Table 7 presents the results of cumulants. Figures 10 and 11 show the PDFs of the PL in line 100–101 and the QL in line 79–80. It is of note that the proposed method has slightly large εr3 and εr4 values for very few system variables. The reason is that the Cholesky decomposition algorithm used to handle correlations has some errors for high-order cumulants when input random variables are non-normal distributions. The final PDFs of these output random variables obtained using the proposed method still have low ARMS values as shown in Fig. 12. The comparison between Table 8 and Table 5 shows that the 2m+1 PEM does not have the obvious advantage of computational efficiency over the proposed method when solving PLF problems for this large test system. This is because the 2m+1 PEM conducts 211 load flow simulations for this large test system due to 105 input random variables. According to the results for this IEEE 118-bus test system, the same conclusion that the proposed method has higher computational accuracy than CCM, UCM, 2m+1 PEM and LHS, and spends much less time than LHS and MCS, can be achieved.

Table 7 Comparison of first four cumulants (case 2)
Fig. 10
figure 10

PDFs of PL in line 100-101

Fig. 11
figure 11

PDFs of QL in line 79-80

Fig. 12
figure 12

Comparisons of ARMS of PDF curves for case 2

Table 8 Comparison of computation time (case 2)

4.3 Discussion about stability of proposed method

The proposed method is based on the clustering algorithm. Theoretically, the result of clustering is the local optimal solution, which is influenced by the initial cluster centers. In order to examine the stability of the proposed method, probabilistic power flow for the modified IEEE 118-bus test system is conducted 100 times with random initial cluster centers. The APE values of the first four cumulants of each type of variables obtained in each simulation are summed and averaged. In Table 9, the columns labelled with εr1,mean, εr2,mean, εr3,mean and εr4,mean are the mean values of APE values of the first four cumulants for 100 simulations. It can be seen that the errors in Table 9 are approximately equal to the corresponding values of the proposed method in Table 7, which demonstrates that the proposed method can achieve stable and accurate results.

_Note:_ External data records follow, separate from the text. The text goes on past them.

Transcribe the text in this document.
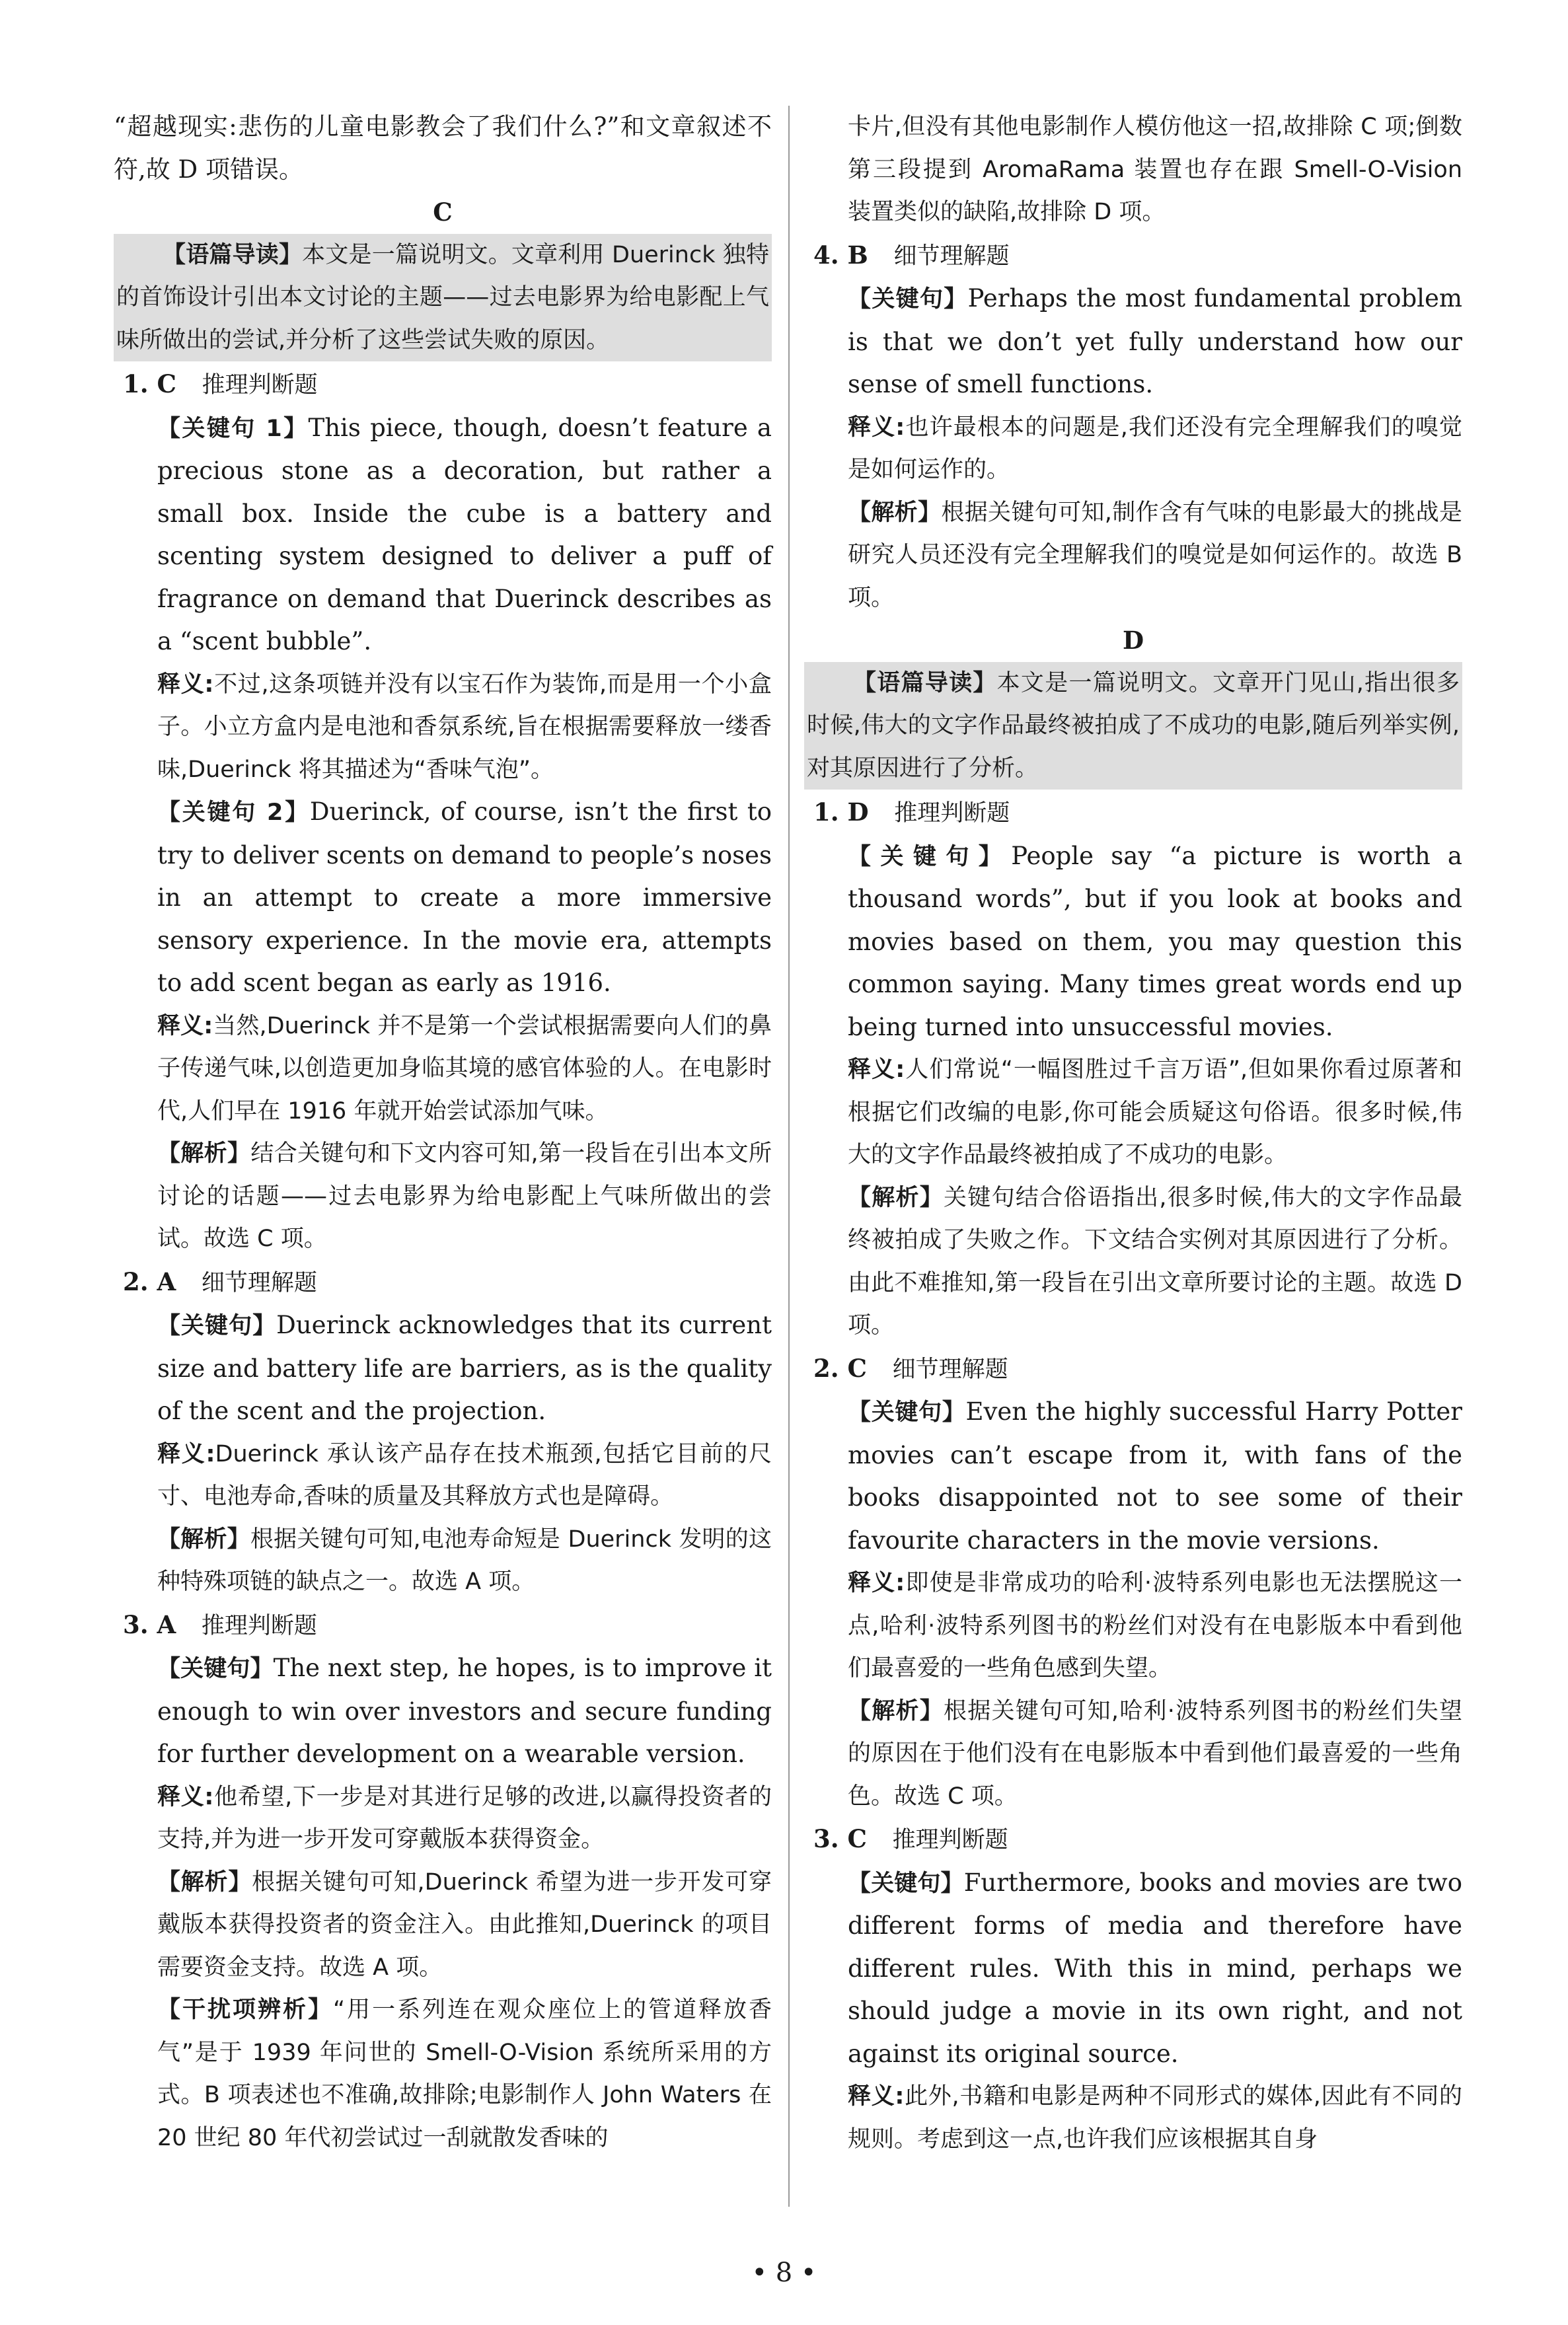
“超越现实:悲伤的儿童电影教会了我们什么?”和文章叙述不符,故 D 项错误。

C

【语篇导读】本文是一篇说明文。文章利用 Duerinck 独特的首饰设计引出本文讨论的主题——过去电影界为给电影配上气味所做出的尝试,并分析了这些尝试失败的原因。

1. C 推理判断题

【关键句 1】This piece, though, doesn’t feature a precious stone as a decoration, but rather a small box. Inside the cube is a battery and scenting system designed to deliver a puff of fragrance on demand that Duerinck describes as a “scent bubble”.

释义:不过,这条项链并没有以宝石作为装饰,而是用一个小盒子。小立方盒内是电池和香氛系统,旨在根据需要释放一缕香味,Duerinck 将其描述为“香味气泡”。

【关键句 2】Duerinck, of course, isn’t the first to try to deliver scents on demand to people’s noses in an attempt to create a more immersive sensory experience. In the movie era, attempts to add scent began as early as 1916.

释义:当然,Duerinck 并不是第一个尝试根据需要向人们的鼻子传递气味,以创造更加身临其境的感官体验的人。在电影时代,人们早在 1916 年就开始尝试添加气味。

【解析】结合关键句和下文内容可知,第一段旨在引出本文所讨论的话题——过去电影界为给电影配上气味所做出的尝试。故选 C 项。

2. A 细节理解题

【关键句】Duerinck acknowledges that its current size and battery life are barriers, as is the quality of the scent and the projection.

释义:Duerinck 承认该产品存在技术瓶颈,包括它目前的尺寸、电池寿命,香味的质量及其释放方式也是障碍。

【解析】根据关键句可知,电池寿命短是 Duerinck 发明的这种特殊项链的缺点之一。故选 A 项。

3. A 推理判断题

【关键句】The next step, he hopes, is to improve it enough to win over investors and secure funding for further development on a wearable version.

释义:他希望,下一步是对其进行足够的改进,以赢得投资者的支持,并为进一步开发可穿戴版本获得资金。

【解析】根据关键句可知,Duerinck 希望为进一步开发可穿戴版本获得投资者的资金注入。由此推知,Duerinck 的项目需要资金支持。故选 A 项。

【干扰项辨析】“用一系列连在观众座位上的管道释放香气”是于 1939 年问世的 Smell-O-Vision 系统所采用的方式。B 项表述也不准确,故排除;电影制作人 John Waters 在 20 世纪 80 年代初尝试过一刮就散发香味的

卡片,但没有其他电影制作人模仿他这一招,故排除 C 项;倒数第三段提到 AromaRama 装置也存在跟 Smell-O-Vision 装置类似的缺陷,故排除 D 项。

4. B 细节理解题

【关键句】Perhaps the most fundamental problem is that we don’t yet fully understand how our sense of smell functions.

释义:也许最根本的问题是,我们还没有完全理解我们的嗅觉是如何运作的。

【解析】根据关键句可知,制作含有气味的电影最大的挑战是研究人员还没有完全理解我们的嗅觉是如何运作的。故选 B 项。

D

【语篇导读】本文是一篇说明文。文章开门见山,指出很多时候,伟大的文字作品最终被拍成了不成功的电影,随后列举实例,对其原因进行了分析。

1. D 推理判断题

【关键句】People say “a picture is worth a thousand words”, but if you look at books and movies based on them, you may question this common saying. Many times great words end up being turned into unsuccessful movies.

释义:人们常说“一幅图胜过千言万语”,但如果你看过原著和根据它们改编的电影,你可能会质疑这句俗语。很多时候,伟大的文字作品最终被拍成了不成功的电影。

【解析】关键句结合俗语指出,很多时候,伟大的文字作品最终被拍成了失败之作。下文结合实例对其原因进行了分析。由此不难推知,第一段旨在引出文章所要讨论的主题。故选 D 项。

2. C 细节理解题

【关键句】Even the highly successful Harry Potter movies can’t escape from it, with fans of the books disappointed not to see some of their favourite characters in the movie versions.

释义:即使是非常成功的哈利·波特系列电影也无法摆脱这一点,哈利·波特系列图书的粉丝们对没有在电影版本中看到他们最喜爱的一些角色感到失望。

【解析】根据关键句可知,哈利·波特系列图书的粉丝们失望的原因在于他们没有在电影版本中看到他们最喜爱的一些角色。故选 C 项。

3. C 推理判断题

【关键句】Furthermore, books and movies are two different forms of media and therefore have different rules. With this in mind, perhaps we should judge a movie in its own right, and not against its original source.

释义:此外,书籍和电影是两种不同形式的媒体,因此有不同的规则。考虑到这一点,也许我们应该根据其自身

• 8 •
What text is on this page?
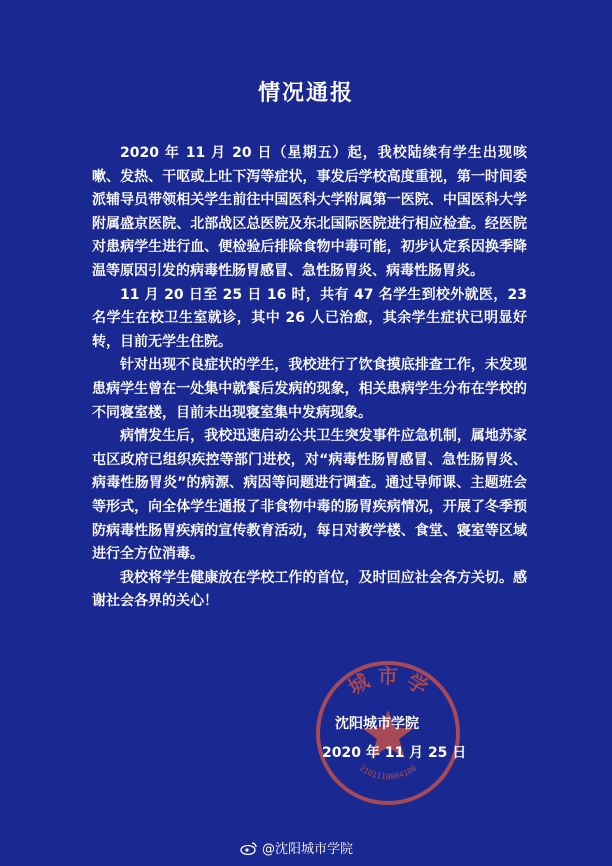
情况通报

2020 年 11 月 20 日（星期五）起，我校陆续有学生出现咳嗽、发热、干呕或上吐下泻等症状，事发后学校高度重视，第一时间委派辅导员带领相关学生前往中国医科大学附属第一医院、中国医科大学附属盛京医院、北部战区总医院及东北国际医院进行相应检查。经医院对患病学生进行血、便检验后排除食物中毒可能，初步认定系因换季降温等原因引发的病毒性肠胃感冒、急性肠胃炎、病毒性肠胃炎。

11 月 20 日至 25 日 16 时，共有 47 名学生到校外就医，23 名学生在校卫生室就诊，其中 26 人已治愈，其余学生症状已明显好转，目前无学生住院。

针对出现不良症状的学生，我校进行了饮食摸底排查工作，未发现患病学生曾在一处集中就餐后发病的现象，相关患病学生分布在学校的不同寝室楼，目前未出现寝室集中发病现象。

病情发生后，我校迅速启动公共卫生突发事件应急机制，属地苏家屯区政府已组织疾控等部门进校，对“病毒性肠胃感冒、急性肠胃炎、病毒性肠胃炎”的病源、病因等问题进行调查。通过导师课、主题班会等形式，向全体学生通报了非食物中毒的肠胃疾病情况，开展了冬季预防病毒性肠胃疾病的宣传教育活动，每日对教学楼、食堂、寝室等区域进行全方位消毒。

我校将学生健康放在学校工作的首位，及时回应社会各方关切。感谢社会各界的关心！

城 市 学
2101110004108
沈阳城市学院
2020 年 11 月 25 日
@沈阳城市学院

Table 9 Errors of first four cumulants for 100 simulations

5 Conclusion

A novel PLF method considering large-scale wind power integration is proposed in this paper. In the process of the proposed method, an improved K-means algorithm is used to cluster the samples of input random variables, and the law of total probability is applied to combine the results obtained in each cluster. From the case studies on modified IEEE 9-bus and 118 bus test systems, some conclusions are drawn as follows:

  1. 1)

    To solve PLF considering large-scale wind power integration, the proposed method can achieve higher accuracy than traditional CM, 2m+1 PEM and LHS, and higher efficiency than LHS and MCS. In other words, the proposed method can achieve a better performance with consideration of both computational efficiency and accuracy.

  2. 2)

    More clusters will produce more accurate results at the expense of time. The suggested number of clusters should be determined in advance.

  3. 3)

    The traditional CM considering the correlation of input random variables generally has significant errors for reactive quantities.

  4. 4)

    The 2m+1 PEM has accurate results for the first two cumulants but not for the third and fourth cumulants, which results in significant errors in PDFs of output variables.

In conclusion, as the proposed method has been tested on the small and large test systems, it can provide an accurate and efficient tool for power system planning and operation with large-scale wind power.